I'm not sure what these files are, but I don't believe they would be
associated with my Logitech Keyboard Software. An example of the
duplicated entries:

Folder: Behavior.Microsoft.DXTFilterBehavior
Folder: CLSID (Name is (Default), REG_SZ, and data (numbers)
Folder: CurVer (Name is (Default), REG_SZ, and data is:
Behavior.Microsoft.DXTFilterBehavior.1)

Folder: Behavior.Microsoft.DXTFilterBehavior.1
Folder: CLSID (Name is (Default), REG_SZ, and data (numbers)

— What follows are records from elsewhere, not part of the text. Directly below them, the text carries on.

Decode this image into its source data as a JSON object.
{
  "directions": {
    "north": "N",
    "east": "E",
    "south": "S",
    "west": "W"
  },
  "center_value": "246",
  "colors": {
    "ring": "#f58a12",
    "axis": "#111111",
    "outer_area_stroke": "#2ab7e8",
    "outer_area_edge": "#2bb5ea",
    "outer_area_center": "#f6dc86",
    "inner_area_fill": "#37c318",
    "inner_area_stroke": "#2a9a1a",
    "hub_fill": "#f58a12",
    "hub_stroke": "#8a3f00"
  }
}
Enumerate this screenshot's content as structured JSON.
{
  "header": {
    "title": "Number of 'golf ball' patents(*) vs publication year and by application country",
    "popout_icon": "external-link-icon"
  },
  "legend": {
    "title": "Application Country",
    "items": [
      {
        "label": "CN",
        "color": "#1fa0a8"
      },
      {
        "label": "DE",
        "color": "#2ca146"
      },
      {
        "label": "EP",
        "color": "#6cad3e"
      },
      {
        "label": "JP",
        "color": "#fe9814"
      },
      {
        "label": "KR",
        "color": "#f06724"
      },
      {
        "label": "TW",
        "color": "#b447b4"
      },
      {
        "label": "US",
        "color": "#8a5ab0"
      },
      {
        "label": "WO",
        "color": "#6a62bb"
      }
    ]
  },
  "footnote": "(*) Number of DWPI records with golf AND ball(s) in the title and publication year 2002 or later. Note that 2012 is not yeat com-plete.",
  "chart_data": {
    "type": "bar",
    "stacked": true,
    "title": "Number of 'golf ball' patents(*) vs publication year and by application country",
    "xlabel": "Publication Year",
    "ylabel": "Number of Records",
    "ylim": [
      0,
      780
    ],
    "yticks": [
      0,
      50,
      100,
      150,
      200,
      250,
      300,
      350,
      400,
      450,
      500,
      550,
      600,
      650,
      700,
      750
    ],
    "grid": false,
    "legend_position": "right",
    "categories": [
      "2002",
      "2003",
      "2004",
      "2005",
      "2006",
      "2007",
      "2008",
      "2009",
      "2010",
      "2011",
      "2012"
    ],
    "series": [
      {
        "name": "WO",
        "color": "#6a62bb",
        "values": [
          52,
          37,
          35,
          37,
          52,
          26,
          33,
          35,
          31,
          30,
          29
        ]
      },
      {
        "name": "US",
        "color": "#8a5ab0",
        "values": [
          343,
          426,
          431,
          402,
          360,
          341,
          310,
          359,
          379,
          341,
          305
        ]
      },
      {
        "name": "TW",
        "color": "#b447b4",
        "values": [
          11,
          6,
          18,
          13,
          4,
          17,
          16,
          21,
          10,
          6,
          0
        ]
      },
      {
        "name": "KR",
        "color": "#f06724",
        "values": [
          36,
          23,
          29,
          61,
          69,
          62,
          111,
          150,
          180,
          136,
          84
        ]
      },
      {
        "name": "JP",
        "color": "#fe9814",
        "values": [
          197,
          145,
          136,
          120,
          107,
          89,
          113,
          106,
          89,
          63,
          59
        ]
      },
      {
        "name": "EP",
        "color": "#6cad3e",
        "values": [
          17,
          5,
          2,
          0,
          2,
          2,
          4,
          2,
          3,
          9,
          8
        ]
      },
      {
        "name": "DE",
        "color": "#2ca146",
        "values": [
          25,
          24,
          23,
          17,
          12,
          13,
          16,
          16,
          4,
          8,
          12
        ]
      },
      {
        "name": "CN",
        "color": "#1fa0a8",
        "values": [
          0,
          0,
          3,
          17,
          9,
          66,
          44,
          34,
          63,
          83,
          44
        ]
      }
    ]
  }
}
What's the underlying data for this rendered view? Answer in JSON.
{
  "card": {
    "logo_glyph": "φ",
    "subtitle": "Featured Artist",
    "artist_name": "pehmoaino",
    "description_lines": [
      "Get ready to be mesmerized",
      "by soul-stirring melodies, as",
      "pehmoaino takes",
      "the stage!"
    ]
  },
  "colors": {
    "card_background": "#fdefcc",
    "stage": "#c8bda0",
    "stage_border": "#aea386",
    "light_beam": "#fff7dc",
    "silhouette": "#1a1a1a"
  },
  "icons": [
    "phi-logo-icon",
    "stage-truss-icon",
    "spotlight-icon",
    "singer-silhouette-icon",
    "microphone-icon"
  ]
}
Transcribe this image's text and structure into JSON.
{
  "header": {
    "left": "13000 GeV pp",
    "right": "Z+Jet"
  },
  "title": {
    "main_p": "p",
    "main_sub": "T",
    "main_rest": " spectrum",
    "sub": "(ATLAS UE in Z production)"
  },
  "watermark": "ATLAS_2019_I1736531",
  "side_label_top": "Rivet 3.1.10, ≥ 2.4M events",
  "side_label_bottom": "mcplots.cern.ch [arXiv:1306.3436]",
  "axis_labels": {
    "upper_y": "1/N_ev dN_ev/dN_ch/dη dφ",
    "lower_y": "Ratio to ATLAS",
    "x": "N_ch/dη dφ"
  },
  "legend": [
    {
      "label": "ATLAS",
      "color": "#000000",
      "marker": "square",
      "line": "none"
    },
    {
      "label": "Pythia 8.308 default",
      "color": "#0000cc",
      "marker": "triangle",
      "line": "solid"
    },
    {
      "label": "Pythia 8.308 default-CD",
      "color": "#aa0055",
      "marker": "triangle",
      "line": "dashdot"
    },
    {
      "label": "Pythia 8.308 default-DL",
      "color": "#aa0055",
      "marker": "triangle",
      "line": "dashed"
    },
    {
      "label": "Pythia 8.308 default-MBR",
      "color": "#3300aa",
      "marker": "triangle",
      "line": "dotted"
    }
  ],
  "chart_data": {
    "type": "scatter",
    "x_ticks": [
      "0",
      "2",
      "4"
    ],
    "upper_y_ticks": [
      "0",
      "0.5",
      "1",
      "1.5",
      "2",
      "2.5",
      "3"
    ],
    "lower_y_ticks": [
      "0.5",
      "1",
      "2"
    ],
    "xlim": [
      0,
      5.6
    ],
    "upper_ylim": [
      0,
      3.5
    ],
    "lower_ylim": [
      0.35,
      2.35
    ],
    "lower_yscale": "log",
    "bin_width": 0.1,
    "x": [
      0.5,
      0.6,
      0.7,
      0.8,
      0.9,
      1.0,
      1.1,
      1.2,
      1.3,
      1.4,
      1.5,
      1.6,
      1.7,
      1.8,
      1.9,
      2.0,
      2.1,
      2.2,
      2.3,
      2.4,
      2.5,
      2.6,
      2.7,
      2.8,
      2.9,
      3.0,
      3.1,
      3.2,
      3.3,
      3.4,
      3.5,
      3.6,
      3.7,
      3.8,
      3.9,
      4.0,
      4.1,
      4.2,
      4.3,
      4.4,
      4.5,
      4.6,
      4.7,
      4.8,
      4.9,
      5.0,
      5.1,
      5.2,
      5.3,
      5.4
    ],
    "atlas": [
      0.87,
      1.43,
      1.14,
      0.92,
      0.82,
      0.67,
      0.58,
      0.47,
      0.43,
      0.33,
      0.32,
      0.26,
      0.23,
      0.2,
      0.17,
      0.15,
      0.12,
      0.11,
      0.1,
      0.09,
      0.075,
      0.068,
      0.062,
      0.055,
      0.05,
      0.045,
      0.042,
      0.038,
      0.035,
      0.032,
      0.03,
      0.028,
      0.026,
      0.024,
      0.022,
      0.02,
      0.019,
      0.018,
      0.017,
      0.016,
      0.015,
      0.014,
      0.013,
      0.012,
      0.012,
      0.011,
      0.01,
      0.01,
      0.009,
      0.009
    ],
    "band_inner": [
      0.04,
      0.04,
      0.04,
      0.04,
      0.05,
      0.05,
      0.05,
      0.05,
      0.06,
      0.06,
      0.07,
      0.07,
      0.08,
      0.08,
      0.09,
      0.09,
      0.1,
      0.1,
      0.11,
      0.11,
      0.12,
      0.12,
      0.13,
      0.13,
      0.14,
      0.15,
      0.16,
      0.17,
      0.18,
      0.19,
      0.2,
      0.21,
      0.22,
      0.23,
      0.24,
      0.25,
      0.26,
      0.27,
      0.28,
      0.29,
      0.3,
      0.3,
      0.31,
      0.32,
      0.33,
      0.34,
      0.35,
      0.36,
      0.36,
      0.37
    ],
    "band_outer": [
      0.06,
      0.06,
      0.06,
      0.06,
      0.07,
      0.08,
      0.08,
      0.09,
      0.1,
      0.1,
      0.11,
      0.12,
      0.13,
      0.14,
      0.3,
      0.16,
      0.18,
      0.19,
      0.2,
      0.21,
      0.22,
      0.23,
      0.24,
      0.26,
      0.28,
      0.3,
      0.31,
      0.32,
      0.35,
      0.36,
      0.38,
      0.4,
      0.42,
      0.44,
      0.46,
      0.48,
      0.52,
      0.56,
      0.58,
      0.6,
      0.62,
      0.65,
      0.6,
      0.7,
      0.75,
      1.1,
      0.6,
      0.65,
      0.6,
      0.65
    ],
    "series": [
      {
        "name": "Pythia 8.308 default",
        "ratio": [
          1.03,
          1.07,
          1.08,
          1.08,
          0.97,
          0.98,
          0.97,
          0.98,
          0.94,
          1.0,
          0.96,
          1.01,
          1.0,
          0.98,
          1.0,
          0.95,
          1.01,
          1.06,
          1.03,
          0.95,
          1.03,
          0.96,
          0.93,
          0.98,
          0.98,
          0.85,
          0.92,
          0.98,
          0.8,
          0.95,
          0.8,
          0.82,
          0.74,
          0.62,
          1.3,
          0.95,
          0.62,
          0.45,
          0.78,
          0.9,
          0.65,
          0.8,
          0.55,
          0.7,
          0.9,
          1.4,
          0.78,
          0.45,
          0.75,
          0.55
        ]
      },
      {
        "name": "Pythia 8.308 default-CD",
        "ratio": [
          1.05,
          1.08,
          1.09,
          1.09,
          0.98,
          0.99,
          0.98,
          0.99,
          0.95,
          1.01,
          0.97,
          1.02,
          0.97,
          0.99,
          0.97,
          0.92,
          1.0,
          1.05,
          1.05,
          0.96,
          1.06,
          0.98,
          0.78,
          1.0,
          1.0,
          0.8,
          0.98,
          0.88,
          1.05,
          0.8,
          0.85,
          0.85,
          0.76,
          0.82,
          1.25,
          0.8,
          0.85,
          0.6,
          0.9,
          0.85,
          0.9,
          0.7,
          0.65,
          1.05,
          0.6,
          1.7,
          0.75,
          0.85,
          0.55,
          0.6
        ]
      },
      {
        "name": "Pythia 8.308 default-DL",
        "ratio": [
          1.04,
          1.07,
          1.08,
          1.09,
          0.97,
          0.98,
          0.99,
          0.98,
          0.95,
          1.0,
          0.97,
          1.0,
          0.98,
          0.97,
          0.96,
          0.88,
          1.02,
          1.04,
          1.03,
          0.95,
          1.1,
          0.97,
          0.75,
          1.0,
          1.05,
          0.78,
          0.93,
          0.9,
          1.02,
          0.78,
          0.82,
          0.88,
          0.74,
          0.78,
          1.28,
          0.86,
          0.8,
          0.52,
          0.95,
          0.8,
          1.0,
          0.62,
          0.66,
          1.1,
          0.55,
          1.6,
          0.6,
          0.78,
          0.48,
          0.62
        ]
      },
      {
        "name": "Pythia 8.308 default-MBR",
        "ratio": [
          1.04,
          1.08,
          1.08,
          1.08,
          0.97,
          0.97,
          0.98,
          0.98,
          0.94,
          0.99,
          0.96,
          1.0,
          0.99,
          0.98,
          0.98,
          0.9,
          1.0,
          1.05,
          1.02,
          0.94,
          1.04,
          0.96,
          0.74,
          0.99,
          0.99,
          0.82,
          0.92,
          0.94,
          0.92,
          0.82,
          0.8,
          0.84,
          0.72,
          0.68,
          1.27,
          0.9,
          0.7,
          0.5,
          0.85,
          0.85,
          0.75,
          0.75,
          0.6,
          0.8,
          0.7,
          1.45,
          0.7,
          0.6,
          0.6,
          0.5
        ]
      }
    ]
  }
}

All of the duplicated files, in the Folder without the .1 after it,
have the extra "CurVer" Folder, and the indicator to refer to the folder with the .1 on it. The folders without the .1 only have the CLSID Folder.

 

Hi,
I ran the Avast VirusScan now, after the system changes, and it said I had the Win32.CTX virus, and it says it successfully deleted it.

 

Yes, it was a false positive. I uninstalled Avast and reinstalled it, and it finally completed the boot scan successfully without the BSOD. Anyway, I think you are misunderstanding about the logscroll.dll, or maybe I'm not making it clear. The logscroll.dll is not part of my Logitech Software. When it was there, I could not "Secure my Keyboard". After it was deleted, I was able to secure it. It also was associated with numerous other files evidently, because the files I listed showed up as duplicated files in the registry. The computer advised me that system changes had been made. It disconnected an internet connection in Application Layer Gateway. I only deleted entries that were labeled logitech, which is my keyboard software (2 entries, one being the one I previously told you about, and the other in Software). I have no other software made by logitech on my computer at this time. Once I set the settings in Spybot, at the time I install it, I do not change the settings again. My McAfee Firewall would not have anything to do with Spybot's settings. And, hey guys, I'm really not stupid. So far, everything appears to be working OK, so you can close the post. But just a "heads up", this problem is happening to other computer users and they may be asking you the same questions.